There's no way you can prepare for everything. But this quick primer points out a few challenges you can't afford to overlook when planning your next triathlon.
Race planning is often a matter of simple but detailed execution. Pick a date and location, obtain necessary permits, keep medical and safety issues a top priority, communicate with base leadership and get their full support. But what happens when organizers graduate from that 5K or 10K to a triathlon? Basic rules still apply, while considerations grow by at least a factor of three, with the bike and swim events upping the ante on safety and security.
Anticipating every eventuality is impossible, but this quick primer highlights a few unorthodox challenges of race day that will better prepare race organizers for the sometimes-wild world of triathlon prep.
Ann Hupp, owner of MettleEvents, a Virginia-based race planning and management company, who facilitates a number of military races each year, including triathlons, also has experience as a triathlon participant. For her, the unexpected can begin the minute racers splash into the water.
"I did a triathlon once produced by a national company, where they didn't take into consideration the tides, and [athletes] were forced to run the entire swim," she says. And critters such as jellyfish and horseshoe crabs can be another challenge in open water, Hupp says.
In addition to lifeguards positioned on tidal boards throughout the swim course, taking head counts at the beginning and end of the swim are crucial.
Pool-based swims provide challenges, as well.
In May, Fort Bliss baptized its new Bliss Aquatics Training Center with the base's 3rd Annual Armed Forces Day Triathlon - one of two triathlons the base holds each year.
Sports director Aaron Jones, a veteran of triathlon planning, who approaches such races with a sense of calm, a focus on safety and an eye toward fiscal efficiency and organization, also looks forward to some predictable and unpredictable race challenges.
One common problem is racers who overestimate their swim ability on their entry application.
"The inexperienced triathlete and/or swimmer, however you want to look at it, ends up on his back â¦ in the middle lane and struggling just to get from one end to another," he says. It can cause a traffic jam among experienced swimmers in the somewhat narrow pool lanes.
But that's just the first event. With bike speeds at 30 mph on a straightaway and sometimes more than 40 mph on a downhill, safety takes on a whole new meaning. Jones stationed half of his 80 race volunteers along the 15-mile sprint-distance bike course in May.
"The bike route is the route that scares me the most all the time because you've got bikes and cars," he says, noting that the base does not close down roads to vehicular traffic during a race. "It only takes that one person who doesn't pay attention." It also makes coordination with the base director of emergency services critical.
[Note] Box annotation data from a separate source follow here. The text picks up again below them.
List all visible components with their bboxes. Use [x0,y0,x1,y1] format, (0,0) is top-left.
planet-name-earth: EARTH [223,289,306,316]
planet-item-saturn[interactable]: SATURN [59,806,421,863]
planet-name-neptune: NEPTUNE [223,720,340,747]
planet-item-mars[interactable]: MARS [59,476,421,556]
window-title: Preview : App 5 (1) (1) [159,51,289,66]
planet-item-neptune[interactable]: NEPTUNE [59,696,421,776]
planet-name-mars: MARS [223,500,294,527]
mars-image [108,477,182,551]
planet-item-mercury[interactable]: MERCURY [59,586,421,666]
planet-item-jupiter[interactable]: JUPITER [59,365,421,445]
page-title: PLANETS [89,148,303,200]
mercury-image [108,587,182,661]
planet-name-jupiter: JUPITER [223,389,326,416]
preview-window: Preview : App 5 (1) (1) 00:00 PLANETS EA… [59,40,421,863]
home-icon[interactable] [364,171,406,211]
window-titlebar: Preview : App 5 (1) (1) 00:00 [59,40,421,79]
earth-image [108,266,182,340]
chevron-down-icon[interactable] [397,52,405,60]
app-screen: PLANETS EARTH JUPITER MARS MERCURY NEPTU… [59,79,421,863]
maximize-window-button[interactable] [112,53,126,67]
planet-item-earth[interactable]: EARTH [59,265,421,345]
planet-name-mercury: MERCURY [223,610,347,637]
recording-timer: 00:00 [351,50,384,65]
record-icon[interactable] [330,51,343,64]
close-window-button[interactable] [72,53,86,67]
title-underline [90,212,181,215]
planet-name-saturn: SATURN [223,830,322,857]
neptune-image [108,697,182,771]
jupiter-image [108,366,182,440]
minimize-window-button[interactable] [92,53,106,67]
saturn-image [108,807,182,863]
Hupp adds that medical personnel are extremely important to the bike leg. She also emphasizes pre-race preparation, with a detailed accounting and marking of all potholes and road obstacles. As well as a bike check for all participants - from brakes and helmets to other safety issues.
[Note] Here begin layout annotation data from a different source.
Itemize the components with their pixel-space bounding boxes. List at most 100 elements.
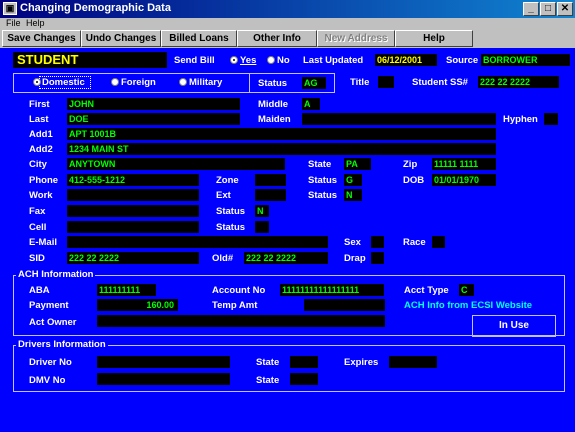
drivers-group [13, 345, 565, 392]
temp-amt-field[interactable] [304, 299, 385, 311]
add2-label: Add2 [29, 144, 53, 155]
fax-status-field[interactable]: N [255, 205, 269, 217]
address2-field[interactable]: 1234 MAIN ST [67, 143, 496, 155]
title-label: Title [350, 77, 370, 88]
temp-amt-label: Temp Amt [212, 300, 258, 311]
menu-help[interactable]: Help [26, 18, 45, 28]
cell-status-field[interactable] [255, 221, 269, 233]
city-field[interactable]: ANYTOWN [67, 158, 285, 170]
account-field[interactable]: 11111111111111111 [280, 284, 384, 296]
first-name-field[interactable]: JOHN [67, 98, 240, 110]
undo-changes-button[interactable]: Undo Changes [81, 30, 161, 47]
add1-label: Add1 [29, 129, 53, 140]
phone-status-field[interactable]: G [344, 174, 362, 186]
fax-field[interactable] [67, 205, 199, 217]
first-label: First [29, 99, 50, 110]
dmv-no-label: DMV No [29, 375, 66, 386]
save-changes-button[interactable]: Save Changes [2, 30, 81, 47]
expires-field[interactable] [389, 356, 437, 368]
phone-field[interactable]: 412-555-1212 [67, 174, 199, 186]
payment-field[interactable]: 160.00 [97, 299, 178, 311]
ach-ecsi-link[interactable]: ACH Info from ECSI Website [404, 300, 532, 311]
act-owner-label: Act Owner [29, 317, 77, 328]
ext-field[interactable] [255, 189, 286, 201]
driver-no-label: Driver No [29, 357, 72, 368]
in-use-indicator: In Use [472, 315, 556, 337]
new-address-button: New Address [317, 30, 395, 47]
city-label: City [29, 159, 47, 170]
work-phone-field[interactable] [67, 189, 199, 201]
middle-label: Middle [258, 99, 289, 110]
driver-no-field[interactable] [97, 356, 230, 368]
sid-label: SID [29, 253, 45, 264]
fax-status-label: Status [216, 206, 246, 217]
work-status-field[interactable]: N [344, 189, 362, 201]
drivers-title: Drivers Information [16, 339, 108, 350]
driver-state-field[interactable] [290, 356, 318, 368]
zone-label: Zone [216, 175, 239, 186]
dmv-state-label: State [256, 375, 280, 386]
dmv-state-field[interactable] [290, 373, 318, 385]
old-label: Old# [212, 253, 234, 264]
middle-field[interactable]: A [302, 98, 320, 110]
billed-loans-button[interactable]: Billed Loans [161, 30, 237, 47]
send-bill-yes-radio[interactable] [230, 56, 238, 64]
maiden-field[interactable] [302, 113, 496, 125]
help-button[interactable]: Help [395, 30, 473, 47]
zip-field[interactable]: 11111 1111 [432, 158, 496, 170]
dmv-no-field[interactable] [97, 373, 230, 385]
email-label: E-Mail [29, 237, 57, 248]
status-label: Status [258, 78, 288, 89]
dob-label: DOB [403, 175, 425, 186]
domestic-radio[interactable] [33, 78, 41, 86]
domestic-label[interactable]: Domestic [42, 77, 85, 88]
send-bill-yes-label[interactable]: Yes [240, 55, 256, 66]
old-field[interactable]: 222 22 2222 [244, 252, 328, 264]
aba-field[interactable]: 111111111 [97, 284, 156, 296]
ssn-field[interactable]: 222 22 2222 [478, 76, 559, 88]
cell-field[interactable] [67, 221, 199, 233]
fax-label: Fax [29, 206, 46, 217]
menu-file[interactable]: File [6, 18, 21, 28]
window-title: Changing Demographic Data [20, 2, 171, 14]
foreign-radio[interactable] [111, 78, 119, 86]
ext-label: Ext [216, 190, 231, 201]
title-field[interactable] [378, 76, 394, 88]
dob-field[interactable]: 01/01/1970 [432, 174, 496, 186]
race-field[interactable] [432, 236, 445, 248]
foreign-label[interactable]: Foreign [121, 77, 156, 88]
address1-field[interactable]: APT 1001B [67, 128, 496, 140]
sid-field[interactable]: 222 22 2222 [67, 252, 199, 264]
expires-label: Expires [344, 357, 379, 368]
drap-field[interactable] [371, 252, 384, 264]
email-field[interactable] [67, 236, 328, 248]
last-label: Last [29, 114, 49, 125]
military-label[interactable]: Military [189, 77, 222, 88]
hyphen-label: Hyphen [503, 114, 538, 125]
send-bill-no-radio[interactable] [267, 56, 275, 64]
zone-field[interactable] [255, 174, 286, 186]
hyphen-field[interactable] [544, 113, 558, 125]
act-owner-field[interactable] [97, 315, 385, 327]
last-name-field[interactable]: DOE [67, 113, 240, 125]
maximize-button[interactable]: □ [540, 2, 556, 16]
close-button[interactable]: ✕ [557, 2, 573, 16]
minimize-button[interactable]: _ [523, 2, 539, 16]
other-info-button[interactable]: Other Info [237, 30, 317, 47]
state-field[interactable]: PA [344, 158, 371, 170]
aba-label: ABA [29, 285, 50, 296]
send-bill-label: Send Bill [174, 55, 215, 66]
last-updated-label: Last Updated [303, 55, 364, 66]
source-label: Source [446, 55, 479, 66]
sex-label: Sex [344, 237, 361, 248]
payment-label: Payment [29, 300, 69, 311]
military-radio[interactable] [179, 78, 187, 86]
acct-type-field[interactable]: C [459, 284, 474, 296]
cell-status-label: Status [216, 222, 246, 233]
address-status-field[interactable]: AG [302, 77, 326, 89]
sex-field[interactable] [371, 236, 384, 248]
work-label: Work [29, 190, 53, 201]
send-bill-no-label[interactable]: No [277, 55, 290, 66]
cell-label: Cell [29, 222, 47, 233]
divider [249, 73, 250, 93]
"Nothing's worse than being skewered by a handlebar with an open end," she says.
Even with 5K and 10K experience, the run portion of a triathlon is a different animal for race planners. For starters, racers are tired by the time they start running.
"You want to make sure that [the course] is well marked, that you have volunteers on the course [and] that your bike course and your run course never cross paths," Hupp says.
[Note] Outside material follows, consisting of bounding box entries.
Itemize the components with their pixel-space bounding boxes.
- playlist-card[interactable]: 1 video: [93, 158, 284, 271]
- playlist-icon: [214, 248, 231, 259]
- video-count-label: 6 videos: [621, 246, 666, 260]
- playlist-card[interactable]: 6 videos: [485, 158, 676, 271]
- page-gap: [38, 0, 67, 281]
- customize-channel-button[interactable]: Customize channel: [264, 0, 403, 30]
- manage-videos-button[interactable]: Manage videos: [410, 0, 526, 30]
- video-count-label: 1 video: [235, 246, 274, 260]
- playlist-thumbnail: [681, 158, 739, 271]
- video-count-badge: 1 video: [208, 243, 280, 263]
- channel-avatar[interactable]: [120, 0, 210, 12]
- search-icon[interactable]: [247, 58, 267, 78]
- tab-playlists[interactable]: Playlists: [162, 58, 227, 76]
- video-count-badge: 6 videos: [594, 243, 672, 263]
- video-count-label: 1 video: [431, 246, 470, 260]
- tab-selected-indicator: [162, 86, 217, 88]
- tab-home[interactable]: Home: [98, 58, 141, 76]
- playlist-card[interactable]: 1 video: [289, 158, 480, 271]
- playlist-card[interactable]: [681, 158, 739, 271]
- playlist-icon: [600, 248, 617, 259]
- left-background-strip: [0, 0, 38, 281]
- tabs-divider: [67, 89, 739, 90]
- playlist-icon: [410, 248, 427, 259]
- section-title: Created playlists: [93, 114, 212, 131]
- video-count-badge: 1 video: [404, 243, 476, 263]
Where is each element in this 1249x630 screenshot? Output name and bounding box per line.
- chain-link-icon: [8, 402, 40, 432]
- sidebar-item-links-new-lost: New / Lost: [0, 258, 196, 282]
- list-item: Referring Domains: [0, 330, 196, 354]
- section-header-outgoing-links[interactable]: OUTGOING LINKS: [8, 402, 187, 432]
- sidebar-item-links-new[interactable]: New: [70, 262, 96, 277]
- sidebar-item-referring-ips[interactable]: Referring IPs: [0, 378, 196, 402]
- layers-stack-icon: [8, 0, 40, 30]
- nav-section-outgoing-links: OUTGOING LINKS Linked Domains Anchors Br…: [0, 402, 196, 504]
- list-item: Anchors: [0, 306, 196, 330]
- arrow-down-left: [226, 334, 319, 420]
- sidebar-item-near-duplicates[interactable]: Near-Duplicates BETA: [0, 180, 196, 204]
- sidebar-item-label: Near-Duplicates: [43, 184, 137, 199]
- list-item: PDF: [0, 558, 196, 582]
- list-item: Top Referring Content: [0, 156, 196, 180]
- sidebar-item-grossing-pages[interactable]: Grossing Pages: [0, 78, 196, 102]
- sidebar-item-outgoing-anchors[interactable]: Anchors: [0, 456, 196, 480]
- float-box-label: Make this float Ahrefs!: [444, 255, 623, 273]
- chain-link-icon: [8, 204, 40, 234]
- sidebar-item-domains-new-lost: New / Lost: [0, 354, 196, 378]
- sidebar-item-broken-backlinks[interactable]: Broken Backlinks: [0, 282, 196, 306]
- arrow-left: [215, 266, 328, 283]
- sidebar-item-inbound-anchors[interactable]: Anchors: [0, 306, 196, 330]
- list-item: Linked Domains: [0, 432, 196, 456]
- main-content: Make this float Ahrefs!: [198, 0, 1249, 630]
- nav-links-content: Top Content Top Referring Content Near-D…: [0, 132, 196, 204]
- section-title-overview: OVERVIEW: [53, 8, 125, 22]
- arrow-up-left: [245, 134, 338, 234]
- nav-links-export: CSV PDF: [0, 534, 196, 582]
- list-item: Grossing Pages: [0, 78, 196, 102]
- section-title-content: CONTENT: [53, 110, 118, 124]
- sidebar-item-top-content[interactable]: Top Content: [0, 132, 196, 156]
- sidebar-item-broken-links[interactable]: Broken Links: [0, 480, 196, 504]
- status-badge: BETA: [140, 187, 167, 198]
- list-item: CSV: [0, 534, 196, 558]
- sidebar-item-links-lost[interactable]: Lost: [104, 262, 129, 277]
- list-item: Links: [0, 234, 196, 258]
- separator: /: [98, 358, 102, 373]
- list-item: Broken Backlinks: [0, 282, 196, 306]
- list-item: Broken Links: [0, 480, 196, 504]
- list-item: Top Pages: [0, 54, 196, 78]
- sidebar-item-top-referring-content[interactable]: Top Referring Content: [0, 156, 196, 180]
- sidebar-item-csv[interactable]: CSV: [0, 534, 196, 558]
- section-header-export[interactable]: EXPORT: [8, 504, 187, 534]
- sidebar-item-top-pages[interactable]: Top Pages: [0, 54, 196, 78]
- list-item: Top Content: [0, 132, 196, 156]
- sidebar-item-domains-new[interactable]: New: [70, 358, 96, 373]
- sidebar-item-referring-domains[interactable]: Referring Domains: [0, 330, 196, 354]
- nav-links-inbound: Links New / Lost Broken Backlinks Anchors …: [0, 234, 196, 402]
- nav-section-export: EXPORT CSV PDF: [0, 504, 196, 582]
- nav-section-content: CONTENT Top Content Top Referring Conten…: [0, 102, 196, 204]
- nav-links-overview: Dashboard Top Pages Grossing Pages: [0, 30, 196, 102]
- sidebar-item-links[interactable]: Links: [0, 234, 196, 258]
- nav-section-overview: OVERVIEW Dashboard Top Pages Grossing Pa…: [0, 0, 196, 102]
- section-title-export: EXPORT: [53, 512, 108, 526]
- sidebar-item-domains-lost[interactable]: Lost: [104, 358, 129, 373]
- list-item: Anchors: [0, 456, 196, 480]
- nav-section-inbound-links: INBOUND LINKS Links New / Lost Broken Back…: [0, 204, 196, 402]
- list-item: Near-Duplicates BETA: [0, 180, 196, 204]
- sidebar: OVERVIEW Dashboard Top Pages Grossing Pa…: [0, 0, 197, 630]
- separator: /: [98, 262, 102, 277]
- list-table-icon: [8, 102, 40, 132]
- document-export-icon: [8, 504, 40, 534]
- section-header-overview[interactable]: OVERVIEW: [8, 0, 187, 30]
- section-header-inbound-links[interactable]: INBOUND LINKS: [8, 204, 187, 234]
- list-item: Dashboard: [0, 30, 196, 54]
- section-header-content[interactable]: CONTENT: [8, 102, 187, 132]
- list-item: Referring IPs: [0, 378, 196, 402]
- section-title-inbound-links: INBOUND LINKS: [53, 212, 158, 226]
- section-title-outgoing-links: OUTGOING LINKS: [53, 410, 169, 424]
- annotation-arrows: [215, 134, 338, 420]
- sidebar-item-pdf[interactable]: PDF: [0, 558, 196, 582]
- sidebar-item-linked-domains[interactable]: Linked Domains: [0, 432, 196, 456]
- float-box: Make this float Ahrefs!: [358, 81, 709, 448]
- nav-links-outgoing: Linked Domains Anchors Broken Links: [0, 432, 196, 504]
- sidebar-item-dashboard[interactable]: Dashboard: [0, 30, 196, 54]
And hydration? For temperatures above 70 degrees: a minimum of three cups of water per each race participant per water stop, says Hupp, with at least a midpoint water station in a 5K and a stop every two miles in a 10K.
Finally, don't forget base policies. Even seemingly innocuous issues can emerge on race day: "If it's open to civilians and its starting on civilian property but running onto military property â¦ make sure that they can run with fanny packs and hydration systems," Hupp says.
The concerns might seem endless, and there's no way to anticipate every eventuality. So, expect the unexpected in a triathlon, and always err on the side of safety. It can be the difference between a serious and irreversible outcome and a simple, teachable moment to apply to the next race.